Marking a clear shift of strategy, Reliance Capital Ltd, or RCap, has decided to drastically reduce its dependence on the sale of securities to shore up earnings and instead focus on five core businesses—asset management, brokerage, consumer finance, life and general insurance.
New businesses, including private equity (PE), mortgages and asset reconstruction, remain peripheral.
Besides, it will also divest its stake in some of the core businesses to raise return on equity. The divestment process could begin as early as this quarter.
The flagship financial services firm, owned by the Reliance- Anil Dhirubhai Ambani Group, is looking to close at least two divestment deals in 2011 fiscal, besides ensuring that both its life and general insurance businesses break even—a critical milestone for RCap if its “core businesses” have to turn in sizeable profits.
Speaking to Mint hours after a conference call for analysts on Monday, RCap’s chief executive Sam Ghosh said: “We earlier made most of the profits from our investments to make sure there was dividend payout” for the shareholders. The objective now is earn-it-and-distribute-it and ensure “superior return” to shareholders.
“We now want to generate most of the profits on a sustainable basis from our core businesses,” he added, referring to RCap’s interests in asset management, brokerage, consumer finance, life and general insurance. The key word is “driving profitability”.
The numbers bear out this strategic change. A 3 May note put out by Alchemy Share and Stock Brokers Pvt. Ltd’s sector analyst Shashin Upadhyay has analysed that the “finance and investment” segment in the last quarter contributed merely 14.1% to overall revenues, down from 16.1% in the immediately preceding quarter and 38.7% in the March quarter in 2009.
Graphic: Ahmed Raza Khan / Mint
Graphic: Ahmed Raza Khan / Mint
RCap’s 2009-10 net profit, reported on Saturday, fell 57% to Rs435 crore and by nearly 80% for the January-March quarter to Rs65 crore—making it the fifth straight quarterly dip. Revenue rose 3% to Rs6,141 crore.
Ghosh, however, remains unperturbed by the numbers. He agrees the period is transitional, but “not painful”, saying this was in line with the carefully thought-out strategy.
RCap lost 0.84% to close at Rs733.05 even as the benchmark index of the National Stock Exchange, the 50-stock Nifty, closed at 5,222.75 points, 1.05% lower. In the last year, the Anil Ambani firm has gained 29.53%, lagging the 43% gain of the Nifty, of which RCap is a constituent.
The core verticals, the company anticipates, should double this year and touch Rs1,000 crore in the next few years. Meanwhile, both life and general insurance businesses are expected to break even this fiscal.
“The focus is on the core businesses and we will do whatever needs to be done to make them profitable,” Ghosh said.
“There will be a divestment announcement in the next one quarter and by the end of this fiscal, we should close two divestment deals. This will reduce our capital investment and improve our returns on equity,” Ghosh explained, but refused to comment on which specific verticals could sell a stake, to whom and at what valuation.
RCap’s life insurance venture is expected to sell 26% stake to the Zurich-based reinsurer, Swiss Reinsurance Co. Ltd while its general insurance unit—a laggard in RCap’s portfolio that nearly doubled its losses last year—is also in talks to hammer out a deal to partner British firm RSA Insurance Group Plc after Sundaram Finance Group exits the Royal Sundaram Alliance Insurance Co. Ltd.

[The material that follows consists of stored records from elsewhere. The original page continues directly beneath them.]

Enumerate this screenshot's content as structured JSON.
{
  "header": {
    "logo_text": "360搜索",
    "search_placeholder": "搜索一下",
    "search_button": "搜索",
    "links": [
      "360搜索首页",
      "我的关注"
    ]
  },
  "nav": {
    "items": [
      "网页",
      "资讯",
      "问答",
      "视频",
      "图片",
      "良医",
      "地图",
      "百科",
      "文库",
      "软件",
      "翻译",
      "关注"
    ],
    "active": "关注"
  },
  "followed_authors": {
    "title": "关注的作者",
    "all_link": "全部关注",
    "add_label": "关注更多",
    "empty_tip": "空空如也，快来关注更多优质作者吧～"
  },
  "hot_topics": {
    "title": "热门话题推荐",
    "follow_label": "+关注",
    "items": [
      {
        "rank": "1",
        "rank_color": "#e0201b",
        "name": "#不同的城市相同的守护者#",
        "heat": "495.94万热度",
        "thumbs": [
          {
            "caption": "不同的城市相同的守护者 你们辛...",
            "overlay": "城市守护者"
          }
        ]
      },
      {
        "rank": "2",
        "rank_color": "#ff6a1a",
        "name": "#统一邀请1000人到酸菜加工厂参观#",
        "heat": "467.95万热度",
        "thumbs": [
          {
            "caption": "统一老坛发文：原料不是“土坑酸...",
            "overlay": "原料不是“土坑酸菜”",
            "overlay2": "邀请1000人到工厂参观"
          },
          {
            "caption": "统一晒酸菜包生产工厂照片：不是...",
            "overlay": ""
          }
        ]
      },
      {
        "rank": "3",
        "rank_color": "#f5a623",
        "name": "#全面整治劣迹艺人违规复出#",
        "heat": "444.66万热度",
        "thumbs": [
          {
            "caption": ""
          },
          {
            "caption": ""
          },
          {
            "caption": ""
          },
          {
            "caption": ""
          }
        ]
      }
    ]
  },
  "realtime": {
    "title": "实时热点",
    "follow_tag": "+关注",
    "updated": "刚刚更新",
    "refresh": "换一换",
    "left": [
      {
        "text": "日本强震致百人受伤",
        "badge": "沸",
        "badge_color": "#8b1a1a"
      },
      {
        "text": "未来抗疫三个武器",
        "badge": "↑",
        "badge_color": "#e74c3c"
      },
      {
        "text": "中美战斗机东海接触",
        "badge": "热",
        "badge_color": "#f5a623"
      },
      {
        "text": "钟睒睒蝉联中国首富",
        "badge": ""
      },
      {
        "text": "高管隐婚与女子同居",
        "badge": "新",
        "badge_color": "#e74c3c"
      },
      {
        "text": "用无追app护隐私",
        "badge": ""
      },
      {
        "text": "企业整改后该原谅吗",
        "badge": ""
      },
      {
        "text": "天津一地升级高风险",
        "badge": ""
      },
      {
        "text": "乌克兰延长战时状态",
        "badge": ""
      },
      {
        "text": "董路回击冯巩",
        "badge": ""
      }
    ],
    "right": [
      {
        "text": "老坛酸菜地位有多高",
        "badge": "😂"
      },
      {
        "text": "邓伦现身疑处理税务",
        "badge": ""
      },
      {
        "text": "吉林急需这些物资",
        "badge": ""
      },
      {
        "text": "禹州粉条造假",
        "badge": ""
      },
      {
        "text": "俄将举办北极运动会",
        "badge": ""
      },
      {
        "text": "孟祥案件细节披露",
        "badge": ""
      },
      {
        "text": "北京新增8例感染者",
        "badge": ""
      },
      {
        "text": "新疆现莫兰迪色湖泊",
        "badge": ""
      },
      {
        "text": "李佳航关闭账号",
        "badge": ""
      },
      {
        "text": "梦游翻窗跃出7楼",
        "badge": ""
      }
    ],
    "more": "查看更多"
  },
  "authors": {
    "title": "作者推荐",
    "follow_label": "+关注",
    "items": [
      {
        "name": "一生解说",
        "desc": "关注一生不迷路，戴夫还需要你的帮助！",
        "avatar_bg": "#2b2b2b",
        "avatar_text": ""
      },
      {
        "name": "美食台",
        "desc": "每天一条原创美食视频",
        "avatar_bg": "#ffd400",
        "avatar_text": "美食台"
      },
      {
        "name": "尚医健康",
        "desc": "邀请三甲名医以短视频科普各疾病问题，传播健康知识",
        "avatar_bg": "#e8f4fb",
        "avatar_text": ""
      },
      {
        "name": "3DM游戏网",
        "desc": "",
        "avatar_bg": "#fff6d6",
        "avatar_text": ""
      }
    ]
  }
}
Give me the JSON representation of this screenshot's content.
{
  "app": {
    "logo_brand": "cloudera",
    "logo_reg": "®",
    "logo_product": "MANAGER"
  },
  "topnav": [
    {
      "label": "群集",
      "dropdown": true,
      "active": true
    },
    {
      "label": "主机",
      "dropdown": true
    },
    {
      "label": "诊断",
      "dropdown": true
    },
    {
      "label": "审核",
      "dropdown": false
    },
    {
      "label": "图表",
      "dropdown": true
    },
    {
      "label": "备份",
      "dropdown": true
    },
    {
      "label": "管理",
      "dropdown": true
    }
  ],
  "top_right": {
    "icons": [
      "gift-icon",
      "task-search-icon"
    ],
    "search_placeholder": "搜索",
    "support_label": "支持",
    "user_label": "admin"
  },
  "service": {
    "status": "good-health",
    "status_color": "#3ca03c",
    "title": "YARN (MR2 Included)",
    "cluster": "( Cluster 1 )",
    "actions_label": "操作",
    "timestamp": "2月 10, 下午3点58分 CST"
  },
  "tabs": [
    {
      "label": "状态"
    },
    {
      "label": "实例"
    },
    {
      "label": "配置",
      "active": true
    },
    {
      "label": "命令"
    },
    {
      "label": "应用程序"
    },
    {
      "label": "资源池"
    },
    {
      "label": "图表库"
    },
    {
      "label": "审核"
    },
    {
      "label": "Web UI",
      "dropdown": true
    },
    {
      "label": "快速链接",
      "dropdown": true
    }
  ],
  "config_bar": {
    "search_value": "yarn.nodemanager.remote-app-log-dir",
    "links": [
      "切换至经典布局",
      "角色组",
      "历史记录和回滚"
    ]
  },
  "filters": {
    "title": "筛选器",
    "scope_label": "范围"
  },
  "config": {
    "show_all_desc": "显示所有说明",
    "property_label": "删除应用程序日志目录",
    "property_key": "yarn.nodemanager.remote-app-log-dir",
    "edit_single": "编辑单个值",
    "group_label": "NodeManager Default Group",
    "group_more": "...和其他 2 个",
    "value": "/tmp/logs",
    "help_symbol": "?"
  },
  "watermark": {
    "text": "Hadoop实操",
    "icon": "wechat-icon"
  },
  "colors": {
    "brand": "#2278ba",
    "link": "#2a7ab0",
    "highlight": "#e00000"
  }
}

The claims under the health insurance portfolio are a drag on the general insurance segment’s profits, but RCap says it has “significantly reduced its exposure to group mediclaim products” and has received the insurance regulator’s nod to re-price its retail product some 150% higher.
RCap has also started a spate of new businesses such as corporate lending, mortgages, PE, merchant banking, asset reconstruction and a commodity spot exchange.
These businesses, with less than 5% contribution to overall revenue and even less to profit, were currently supplementary to RCap. None of these businesses, started in the last 12-18 months, have really taken off.
RCap’s corporate loan book is now around Rs2,500 crore and that of mortgages Rs2,300 crore. The PE fund, which has raised about Rs1,000 crore from domestic institutional investors and high networth individuals, wants to raise funds overseas.
It has also started buying and selling government bonds in a small way as it prepares to set up a primary dealership. Its application seeking a licence for primary dealership has been pending with the Reserve Bank of India (RBI).
RCap also wants to set up a bank. RBI will release a discussion paper on new bank licensing norms by July and an external committee will be appointed to vet the applications.
A Mumbai-based analyst with a domestic brokerage said he was having trouble crunching numbers and arriving at a sum-of-the-parts valuation for RCap as the company was “restructuring and reorganizing so much, but RCap (and its profits) is certainly through the trough”.
The restructuring seems far from over, especially with the divestments, a probable initial public offering for the life insurance business and a banking licence that RCap is avidly looking for as soon as RBI clearly spells out who can make the cut.